Misrepresent my feelings and your actions, in one go.
Two birds one stone.
I have so much love and so much care for you,
Men,
That I have never received in return.
Not properly, not in practice.
You.
If you were this hurt and let down.
Had to live in injustice.
You.
You would be angry too.
With many thanks to bell hooks whose writings on love have impacted me immensely, love liberates.
Weeds
Mold starting growing on grave stones
Desecrated
Large weeds sprouted up along side the walls
Some would tear at them, try to uproot them
But most wandered by without even a shrug
Or a glance.
They would appear alongside buildings
Strangle weeds crept up polls and posts along the footpaths and campus.
Every five metres you would stop to tear them down.
Why are you doing that?
What’s wrong with it?
Why don’t you let them grow?
They have a right to be there just like you and me
It’s a weed, you would say
It may look harmless but it’s aim is to kill
Looks fine to me
But you have to look closer
I promise you, it’s a weed
They sprouted and grew
Strangled and expanded until we were overrun
We slashed and we writhed trying to free ourselves,
and we wished more people had seen the weeds for the weeds
And taken the time to tend to our garden.
Seedlings
Our differences are exaggerated to separate us.
Mythologies are spun convincing us we are Day and Night.
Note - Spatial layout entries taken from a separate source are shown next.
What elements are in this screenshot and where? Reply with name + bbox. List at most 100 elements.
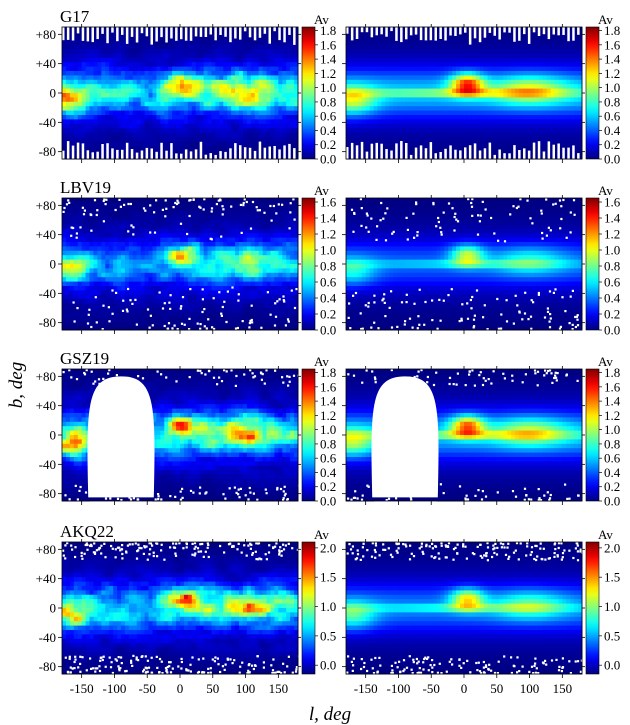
y-tick-label: -80 [39, 659, 56, 674]
no-data-region [371, 376, 439, 498]
y-tick-label: 0 [50, 428, 57, 443]
x-tick-label: 150 [269, 681, 289, 696]
colorbar-tick-label: 1.6 [320, 379, 337, 394]
x-tick-label: -150 [354, 681, 378, 696]
y-tick-label: 0 [50, 86, 57, 101]
panel-title: LBV19 [60, 178, 111, 197]
colorbar-label: Av [314, 354, 329, 369]
colorbar-tick-label: 1.5 [604, 570, 620, 585]
colorbar-tick-label: 0.8 [320, 94, 336, 109]
y-tick-label: -80 [39, 486, 56, 501]
colorbar-tick-label: 0.4 [604, 291, 621, 306]
colorbar-tick-label: 2.0 [320, 540, 336, 555]
heatmap-G17-model [345, 26, 583, 160]
y-tick-label: +80 [36, 27, 56, 42]
colorbar-tick-label: 1.0 [320, 599, 336, 614]
x-tick-label: -50 [139, 681, 156, 696]
y-tick-label: 0 [50, 601, 57, 616]
y-tick-label: -40 [39, 286, 56, 301]
colorbar-tick-label: 0.8 [604, 94, 620, 109]
colorbar-tick-label: 0.4 [320, 123, 337, 138]
colorbar-label: Av [598, 527, 613, 542]
y-tick-label: +80 [36, 542, 56, 557]
colorbar-tick-label: 0.0 [604, 152, 620, 167]
colorbar-tick-label: 1.4 [320, 52, 337, 67]
colorbar-tick-label: 1.8 [320, 365, 336, 380]
colorbar-tick-label: 1.2 [320, 66, 336, 81]
heatmap-GSZ19-model [345, 368, 583, 502]
colorbar-tick-label: 0.5 [604, 628, 620, 643]
colorbar-tick-label: 1.4 [604, 394, 621, 409]
y-tick-label: +40 [36, 227, 56, 242]
colorbar-tick-label: 0.0 [320, 494, 336, 509]
y-tick-label: +40 [36, 571, 56, 586]
colorbar-tick-label: 0.8 [320, 436, 336, 451]
colorbar-label: Av [598, 183, 613, 198]
colorbar-LBV19-left: Av1.61.41.21.00.80.60.40.20.0 [301, 183, 337, 338]
coverage-mask [62, 542, 300, 675]
y-tick-label: +80 [36, 369, 56, 384]
panel-title: G17 [60, 7, 90, 26]
colorbar-tick-label: 0.4 [604, 123, 621, 138]
colorbar-tick-label: 0.4 [320, 291, 337, 306]
coverage-mask [62, 27, 296, 159]
y-tick-label: -80 [39, 144, 56, 159]
coverage-mask [346, 542, 584, 675]
colorbar-tick-label: 1.0 [320, 422, 336, 437]
colorbar-tick-label: 1.6 [604, 195, 621, 210]
colorbar-tick-label: 0.6 [604, 275, 621, 290]
colorbar-tick-label: 0.6 [320, 275, 337, 290]
x-tick-label: 0 [461, 681, 468, 696]
colorbar-tick-label: 1.2 [604, 66, 620, 81]
colorbar-tick-label: 0.6 [320, 109, 337, 124]
colorbar-tick-label: 1.0 [604, 80, 620, 95]
y-tick-label: +40 [36, 398, 56, 413]
colorbar-tick-label: 1.8 [604, 365, 620, 380]
x-tick-label: 100 [236, 681, 256, 696]
y-tick-label: +40 [36, 56, 56, 71]
x-tick-label: 50 [206, 681, 219, 696]
no-data-region [87, 376, 155, 498]
y-tick-label: -40 [39, 457, 56, 472]
colorbar-tick-label: 0.0 [604, 658, 620, 673]
heatmap-LBV19-model [345, 197, 583, 331]
colorbar-tick-label: 0.2 [320, 479, 336, 494]
colorbar-tick-label: 1.4 [604, 211, 621, 226]
colorbar-AKQ22-right: Av2.0 1.5 1.0 0.5 0.0 [585, 527, 620, 675]
colorbar-tick-label: 1.5 [320, 570, 336, 585]
y-tick-label: -80 [39, 315, 56, 330]
colorbar-tick-label: 1.4 [320, 394, 337, 409]
heatmap-AKQ22-model [345, 541, 584, 675]
colorbar-LBV19-right: Av1.61.41.21.00.80.60.40.20.0 [585, 183, 621, 338]
colorbar-tick-label: 0.5 [320, 628, 336, 643]
colorbar-tick-label: 0.0 [604, 494, 620, 509]
colorbar-tick-label: 0.8 [320, 259, 336, 274]
panel-title: AKQ22 [60, 522, 114, 541]
colorbar-tick-label: 1.0 [320, 243, 336, 258]
colorbar-tick-label: 1.8 [320, 23, 336, 38]
colorbar-label: Av [314, 527, 329, 542]
colorbar-label: Av [314, 12, 329, 27]
colorbar-G17-right: Av1.81.61.41.21.00.80.60.40.20.0 [585, 12, 621, 167]
colorbar-tick-label: 1.4 [604, 52, 621, 67]
x-tick-label: 150 [553, 681, 573, 696]
colorbar-tick-label: 2.0 [604, 540, 620, 555]
heatmap-G17-observed [61, 26, 299, 160]
x-axis-label: l, deg [309, 704, 351, 725]
heatmap-AKQ22-observed [61, 541, 300, 675]
colorbar-tick-label: 1.6 [604, 37, 621, 52]
colorbar-label: Av [598, 12, 613, 27]
colorbar-tick-label: 1.0 [604, 243, 620, 258]
colorbar-tick-label: 0.8 [604, 436, 620, 451]
coverage-mask [347, 198, 580, 331]
colorbar-tick-label: 0.6 [320, 451, 337, 466]
colorbar-GSZ19-right: Av1.81.61.41.21.00.80.60.40.20.0 [585, 354, 621, 509]
colorbar-G17-left: Av1.81.61.41.21.00.80.60.40.20.0 [301, 12, 337, 167]
colorbar-tick-label: 1.2 [604, 408, 620, 423]
colorbar-tick-label: 0.6 [604, 109, 621, 124]
y-axis-label: b, deg [6, 362, 27, 408]
colorbar-tick-label: 1.6 [604, 379, 621, 394]
colorbar-tick-label: 1.2 [320, 408, 336, 423]
colorbar-tick-label: 1.0 [604, 422, 620, 437]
Incompatible.
Could not find common ground so shouldn’t try.
But when we talk and when we listen.
It all strips away.
We smile for we are no so different;
Though we have our differences.
Violence and dehumanisation is encouraged,
To sow seeds of distrust.
Fear wedges us apart.
But we can see the tools of division for what they are: dīvide et imperā
We must mend the social fabric that was torn.
Cultivate trust and mutual respect.
Our friendship and support, we gift each other with, is our strength.
We suffer and are weak when we are apart.
We must re connect.
For, we have been separated but we belong together.